We conducted the world's first experiments under semi-field conditions (ACL-2 field house) to assess the mating competitiveness of genetically sterile RIDL male mosquitoes (513A strain). The field house is a state-of-the-art, fully-contained trial facility, simulating the living space for a household of 2-4 people in Peninsular Malaysia. Ten genetically sterile RIDL male A. aegypti mosquitoes competed with ten wild type males inside this field house to mate with ten wild type females. Hatched larvae from mated females were screened under a fluorescent microscope for genetic markers to determine if they were fathered by RIDL male or wild type male, and all results were cross-checked by PCR. Two such experiments were conducted, each repeated sufficient number of times. All strains were on a Malaysian lab strain background for the first experiment, while the RIDL males alone were on a recently-colonised Mexican strain background for the second experiment. A total of 52 % of the matings were with RIDL males in the first experiment, while 45 % of the matings were with RIDL (Mexican) males in the second experiment.
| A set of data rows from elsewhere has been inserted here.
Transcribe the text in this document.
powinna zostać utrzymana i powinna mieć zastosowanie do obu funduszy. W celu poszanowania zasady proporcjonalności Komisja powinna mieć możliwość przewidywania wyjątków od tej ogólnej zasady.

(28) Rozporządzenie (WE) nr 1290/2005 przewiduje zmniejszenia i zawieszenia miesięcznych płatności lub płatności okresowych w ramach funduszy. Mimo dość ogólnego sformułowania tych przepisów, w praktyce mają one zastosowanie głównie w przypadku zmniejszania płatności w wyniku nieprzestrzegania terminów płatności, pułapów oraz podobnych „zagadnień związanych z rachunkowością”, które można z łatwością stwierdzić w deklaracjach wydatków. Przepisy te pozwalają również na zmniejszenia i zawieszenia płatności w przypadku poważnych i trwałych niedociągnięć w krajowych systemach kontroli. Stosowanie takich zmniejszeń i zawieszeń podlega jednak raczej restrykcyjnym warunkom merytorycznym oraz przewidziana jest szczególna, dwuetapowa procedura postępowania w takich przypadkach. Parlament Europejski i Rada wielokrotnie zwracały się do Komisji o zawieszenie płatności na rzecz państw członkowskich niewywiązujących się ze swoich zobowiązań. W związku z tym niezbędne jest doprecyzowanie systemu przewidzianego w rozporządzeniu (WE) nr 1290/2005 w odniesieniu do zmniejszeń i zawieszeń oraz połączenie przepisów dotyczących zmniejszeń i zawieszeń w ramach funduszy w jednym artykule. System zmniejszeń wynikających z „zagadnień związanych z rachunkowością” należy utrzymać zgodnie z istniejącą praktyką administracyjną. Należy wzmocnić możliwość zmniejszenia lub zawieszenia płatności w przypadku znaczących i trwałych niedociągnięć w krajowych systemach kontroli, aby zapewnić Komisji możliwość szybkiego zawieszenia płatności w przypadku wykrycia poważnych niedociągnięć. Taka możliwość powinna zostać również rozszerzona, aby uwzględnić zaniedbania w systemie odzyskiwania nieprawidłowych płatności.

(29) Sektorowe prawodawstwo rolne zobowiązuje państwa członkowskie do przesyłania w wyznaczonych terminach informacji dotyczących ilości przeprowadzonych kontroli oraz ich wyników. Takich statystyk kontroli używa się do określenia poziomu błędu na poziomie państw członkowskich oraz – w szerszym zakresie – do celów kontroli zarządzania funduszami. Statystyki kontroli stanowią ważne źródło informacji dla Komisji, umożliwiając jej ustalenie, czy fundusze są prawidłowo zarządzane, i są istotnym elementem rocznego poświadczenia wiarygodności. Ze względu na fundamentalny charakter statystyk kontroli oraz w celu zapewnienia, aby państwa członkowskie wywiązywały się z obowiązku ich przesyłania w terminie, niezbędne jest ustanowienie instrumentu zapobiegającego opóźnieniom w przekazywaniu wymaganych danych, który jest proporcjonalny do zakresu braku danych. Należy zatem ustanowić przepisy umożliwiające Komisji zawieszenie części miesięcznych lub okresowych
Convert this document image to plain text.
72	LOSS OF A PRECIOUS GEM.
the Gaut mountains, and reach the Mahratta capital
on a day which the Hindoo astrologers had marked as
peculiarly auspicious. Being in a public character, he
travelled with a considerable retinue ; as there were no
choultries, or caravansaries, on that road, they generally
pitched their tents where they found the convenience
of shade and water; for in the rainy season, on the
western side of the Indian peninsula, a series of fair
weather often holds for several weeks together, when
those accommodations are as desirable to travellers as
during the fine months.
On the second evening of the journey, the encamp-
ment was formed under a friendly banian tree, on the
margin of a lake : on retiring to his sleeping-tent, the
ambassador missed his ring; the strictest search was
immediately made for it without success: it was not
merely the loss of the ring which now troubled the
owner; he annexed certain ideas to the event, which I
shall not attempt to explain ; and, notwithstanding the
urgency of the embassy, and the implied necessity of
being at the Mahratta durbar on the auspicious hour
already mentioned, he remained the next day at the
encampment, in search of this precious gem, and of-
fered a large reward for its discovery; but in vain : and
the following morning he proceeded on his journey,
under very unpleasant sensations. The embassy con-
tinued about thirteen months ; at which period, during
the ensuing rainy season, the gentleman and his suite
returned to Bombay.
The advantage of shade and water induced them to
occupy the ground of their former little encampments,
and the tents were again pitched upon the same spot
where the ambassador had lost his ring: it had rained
Statistically, this is not significantly different from 50 % of the matings expected to take place with RIDL males if the latter were as competitive as that of the wild type males. This shows that A. aegypti RIDL-513A has excellent mating competitiveness under semi-field conditions, verifying earlier trends obtained in small lab cages. We also observed high mating compatibility between recently-colonised Mexican RIDL males and lab-reared Malaysian wild type females.